Bundan yaklaşık bir on yıl önce genç bir Türk işadamı Güney Afrika’da iş gezisinde. Her şey umduğundan daha başarılı ve çabuk gelişmiş. Sözleşme bile imzalanmış. Dönüşüne tam bir gün var. Büyük sinemalardan birinin önünden geçerken dikkatini “Ghandi” filmi çekiyor. Hani şu bol Oscar’lı uzun film. Hemen taksiden iniyor ve doğru gişenin önündeki kuyruğa. İnsanlar tuhaf tuhaf, bakıyorlar genç işadamına:
- – Beyfendi, siz yabancısınız galiba ?
- – Evet, nereden anladınız?
- – Burada beyazlar kuyruğa girmezler, onlar doğrudan gişeye gidip biletlerini oradan alırlar.

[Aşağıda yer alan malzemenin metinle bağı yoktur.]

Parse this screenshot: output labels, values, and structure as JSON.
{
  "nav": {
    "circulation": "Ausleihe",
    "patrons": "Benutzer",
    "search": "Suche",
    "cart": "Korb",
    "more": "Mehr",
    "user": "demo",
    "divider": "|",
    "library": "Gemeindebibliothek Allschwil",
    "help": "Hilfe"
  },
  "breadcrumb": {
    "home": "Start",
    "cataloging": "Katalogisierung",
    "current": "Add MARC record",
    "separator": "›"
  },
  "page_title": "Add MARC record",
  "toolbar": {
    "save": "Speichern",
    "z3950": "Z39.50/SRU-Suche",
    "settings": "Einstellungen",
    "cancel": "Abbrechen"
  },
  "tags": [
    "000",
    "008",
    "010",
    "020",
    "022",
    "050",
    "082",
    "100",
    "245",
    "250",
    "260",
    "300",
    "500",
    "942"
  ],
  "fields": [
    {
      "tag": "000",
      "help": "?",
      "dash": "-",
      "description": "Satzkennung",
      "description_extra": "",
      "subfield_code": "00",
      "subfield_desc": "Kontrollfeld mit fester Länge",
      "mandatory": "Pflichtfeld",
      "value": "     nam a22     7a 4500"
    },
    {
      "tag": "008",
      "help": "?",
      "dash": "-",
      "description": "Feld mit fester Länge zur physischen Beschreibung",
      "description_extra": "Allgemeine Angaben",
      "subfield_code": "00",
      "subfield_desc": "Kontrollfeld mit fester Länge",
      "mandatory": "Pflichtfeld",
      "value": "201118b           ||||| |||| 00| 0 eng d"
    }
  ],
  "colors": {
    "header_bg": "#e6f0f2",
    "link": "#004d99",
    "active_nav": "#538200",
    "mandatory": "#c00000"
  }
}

Adam biraz mahcup, tüm kuyruğu geçip gidiyor gişeye. Evet… beyazlar için ayrı bir pencere:
- – İyi günler efendim, bir koltuk rica ediyorum, arkadan ve ortadan lütfen.
Gişedeki kız şaşkın:
- – Beyfendi, siz yabancısınız galiba ?
- – Evet, nereden anladınız?
- – Burada beyazlar, koltukta değil, balkonda otururlar.
- – Peki bir balkon lütfen.
Adamcağız, balkonda filmi seyretmeye devam eder etmesine de, Güney Afrika’da bizim sinemalar gibi “Frigo buz, Frigo buz” uzun uzun aralar yok ki; sıkışır. Etraf karanlık, herkes filmi izliyor, dayanamaz ve ayağa kalkmaya karar verir. Tam kalkacak, yandaki sorar:
- -Nereye beyfendi?
- – Hiiç… Tuvalete..
- – Beyfendi, siz yabancısınız galiba ?
- – Evet, ama nereden anladınız?
- – Burada beyazlar, tuvalete gitmez ki, balkondan aşağı işeyiverirler.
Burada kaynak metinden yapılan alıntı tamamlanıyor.